Wer von Vielfalt in den Unternehmen spricht, kommt gegenwärtig um das Wort "Diversity" kaum herum. Hinter dem Konzept von "Diversity" verbirgt sich die Annahme, dass Unternehmen mit Arbeitnehmerinnen und Arbeitnehmern unterschiedlicher kultureller, religiöser und sozialer Herkunft über ein besonderes Potenzial an Innovationskraft verfügen. Vielfalt als Trumpfkarte: Wird sie richtig ausgespielt, fließen mannigfache Erfahrungsschätze in eine gemeinsame Firmenphilosophie und machen das Unternehmen stärker.

Der Mix macht es

Vielfalt als Trumpfkarte: Das gilt auch für die gesamtwirtschaftliche Ebene. Hier bedeutet Vielfalt ein Mehr an neuen Ideen, ein Mehr an Wettbewerb um die besten Ansätze, ein Mehr an Auswahlmöglichkeiten für den Verbraucher. Vielfalt ist ein Wesensmerkmal gerade der deutschen Wirtschaft mit ihren vielen mittelständischen Unternehmen. Vielfalt heißt dabei allerdings nicht zwangsläufig "Vielzahl". Auf den einzelnen Märkten werden nicht dadurch bessere Ergebnisse erzielt, dass eine unüberschaubare Anzahl von kleinen Anbietern miteinander konkurriert. Vielfalt bedeutet: Der Mix macht es. Größere Unternehmen, die höhere Skalenerträge erzielen, wetteifern mit kleineren Betrieben, die ihre ganz eigene Nische gefunden haben.

Bankenkultur in Deutschland

Auch das deutsche Kreditwesen zeichnet sich traditionell durch seine Vielfalt aus. Im sogenannten Drei-Säulen-Modell existieren private Banken neben genossenschaftlichen Kreditinstituten sowie öffentlich-rechtlichen Landesbanken und Sparkassen. Viele von ihnen agieren als Universalbanken, die grundsätzlich in allen Geschäftsfeldern aktiv sind. Daneben gibt es aber auch eine Reihe von Instituten, die sich auf ganz bestimmte Geschäfte spezialisiert haben, etwa auf das Private Wealth Management oder das Investment Banking.

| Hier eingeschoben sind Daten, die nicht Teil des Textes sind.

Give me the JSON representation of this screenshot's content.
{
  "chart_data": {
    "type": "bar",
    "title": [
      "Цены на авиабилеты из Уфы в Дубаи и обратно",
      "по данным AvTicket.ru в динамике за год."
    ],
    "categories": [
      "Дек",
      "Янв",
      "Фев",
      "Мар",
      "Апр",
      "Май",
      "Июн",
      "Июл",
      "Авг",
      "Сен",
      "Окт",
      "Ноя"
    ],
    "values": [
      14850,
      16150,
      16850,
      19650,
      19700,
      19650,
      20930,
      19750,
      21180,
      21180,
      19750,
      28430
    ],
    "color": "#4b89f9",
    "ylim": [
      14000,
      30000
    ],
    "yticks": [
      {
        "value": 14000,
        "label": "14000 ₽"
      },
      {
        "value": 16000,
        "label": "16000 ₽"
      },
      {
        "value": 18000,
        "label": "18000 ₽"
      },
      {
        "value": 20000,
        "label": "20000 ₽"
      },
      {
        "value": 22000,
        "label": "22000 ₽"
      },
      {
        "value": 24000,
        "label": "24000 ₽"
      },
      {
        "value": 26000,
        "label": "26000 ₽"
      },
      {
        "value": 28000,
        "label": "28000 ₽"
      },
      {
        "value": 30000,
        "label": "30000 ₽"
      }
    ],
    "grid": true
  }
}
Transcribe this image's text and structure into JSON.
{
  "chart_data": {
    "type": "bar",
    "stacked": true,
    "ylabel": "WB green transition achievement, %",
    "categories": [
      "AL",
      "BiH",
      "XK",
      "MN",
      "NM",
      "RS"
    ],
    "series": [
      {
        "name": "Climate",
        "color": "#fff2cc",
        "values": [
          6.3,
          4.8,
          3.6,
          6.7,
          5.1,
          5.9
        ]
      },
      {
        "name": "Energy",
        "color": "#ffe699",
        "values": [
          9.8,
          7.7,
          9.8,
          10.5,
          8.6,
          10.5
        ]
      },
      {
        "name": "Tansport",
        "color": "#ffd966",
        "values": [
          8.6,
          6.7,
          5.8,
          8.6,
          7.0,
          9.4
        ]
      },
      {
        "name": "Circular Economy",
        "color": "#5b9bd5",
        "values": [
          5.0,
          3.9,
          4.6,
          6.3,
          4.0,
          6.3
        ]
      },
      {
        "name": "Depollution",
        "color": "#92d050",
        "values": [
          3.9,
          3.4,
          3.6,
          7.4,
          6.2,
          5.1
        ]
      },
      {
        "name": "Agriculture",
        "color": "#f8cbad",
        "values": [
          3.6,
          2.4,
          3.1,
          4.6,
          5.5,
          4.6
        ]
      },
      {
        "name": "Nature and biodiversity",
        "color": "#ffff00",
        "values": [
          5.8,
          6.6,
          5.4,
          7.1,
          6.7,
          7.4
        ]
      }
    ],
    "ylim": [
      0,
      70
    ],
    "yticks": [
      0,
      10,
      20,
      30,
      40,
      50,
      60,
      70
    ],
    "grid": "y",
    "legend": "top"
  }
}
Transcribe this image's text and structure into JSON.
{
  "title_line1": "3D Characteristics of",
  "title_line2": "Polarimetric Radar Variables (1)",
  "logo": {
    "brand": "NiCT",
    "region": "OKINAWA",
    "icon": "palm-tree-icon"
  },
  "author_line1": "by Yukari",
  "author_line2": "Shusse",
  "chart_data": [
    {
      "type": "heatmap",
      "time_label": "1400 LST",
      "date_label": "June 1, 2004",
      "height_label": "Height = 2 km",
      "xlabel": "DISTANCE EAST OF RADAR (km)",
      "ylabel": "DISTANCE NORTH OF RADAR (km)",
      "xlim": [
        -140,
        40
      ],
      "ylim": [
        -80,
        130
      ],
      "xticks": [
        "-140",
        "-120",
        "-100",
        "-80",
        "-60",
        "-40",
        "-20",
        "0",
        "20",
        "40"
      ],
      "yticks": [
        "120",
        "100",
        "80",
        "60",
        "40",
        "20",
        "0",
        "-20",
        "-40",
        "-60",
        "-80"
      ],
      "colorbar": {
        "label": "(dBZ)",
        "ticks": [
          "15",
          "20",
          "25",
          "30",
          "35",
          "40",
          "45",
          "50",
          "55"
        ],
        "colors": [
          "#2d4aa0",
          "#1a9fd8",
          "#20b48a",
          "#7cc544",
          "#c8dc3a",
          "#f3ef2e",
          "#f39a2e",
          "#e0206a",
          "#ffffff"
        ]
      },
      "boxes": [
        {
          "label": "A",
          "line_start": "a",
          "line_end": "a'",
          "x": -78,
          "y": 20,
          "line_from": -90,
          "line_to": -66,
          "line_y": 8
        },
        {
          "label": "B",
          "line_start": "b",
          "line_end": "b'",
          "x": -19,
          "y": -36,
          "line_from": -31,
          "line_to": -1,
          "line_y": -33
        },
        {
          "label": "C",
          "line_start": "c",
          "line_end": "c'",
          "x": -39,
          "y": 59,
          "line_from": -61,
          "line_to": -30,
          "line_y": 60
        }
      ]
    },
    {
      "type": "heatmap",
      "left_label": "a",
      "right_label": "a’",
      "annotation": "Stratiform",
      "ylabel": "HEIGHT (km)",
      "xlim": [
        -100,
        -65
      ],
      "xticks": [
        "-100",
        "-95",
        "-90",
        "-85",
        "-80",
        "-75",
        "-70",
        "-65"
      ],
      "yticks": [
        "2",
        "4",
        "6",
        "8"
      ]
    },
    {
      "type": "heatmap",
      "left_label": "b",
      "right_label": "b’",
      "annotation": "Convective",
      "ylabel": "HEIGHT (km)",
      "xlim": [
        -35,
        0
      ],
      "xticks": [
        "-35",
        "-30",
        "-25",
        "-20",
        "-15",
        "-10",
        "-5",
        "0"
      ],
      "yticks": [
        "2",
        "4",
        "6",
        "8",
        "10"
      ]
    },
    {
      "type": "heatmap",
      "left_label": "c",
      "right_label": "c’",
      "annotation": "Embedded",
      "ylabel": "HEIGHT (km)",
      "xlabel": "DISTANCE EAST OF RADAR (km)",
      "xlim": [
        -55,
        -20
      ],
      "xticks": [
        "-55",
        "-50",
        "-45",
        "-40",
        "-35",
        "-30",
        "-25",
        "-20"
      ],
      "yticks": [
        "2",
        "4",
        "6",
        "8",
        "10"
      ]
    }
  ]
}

Nicht nur in ihrem Geschäftsmodell unterscheiden sich die Institute, sondern auch in ihrer Größe und regionalen Ausrichtung. Während sich Genossenschaftsbanken, Sparkassen und kleinere private Banken in der Regel auf kleine und mittlere Unternehmen sowie auf private Haushalte als Kunden in regionalen oder lokalen Märkten fokussieren, gibt es zugleich Großbanken, die weltweit präsent sind und eine wichtige Rolle in der Außenhandelsfinanzierung spielen.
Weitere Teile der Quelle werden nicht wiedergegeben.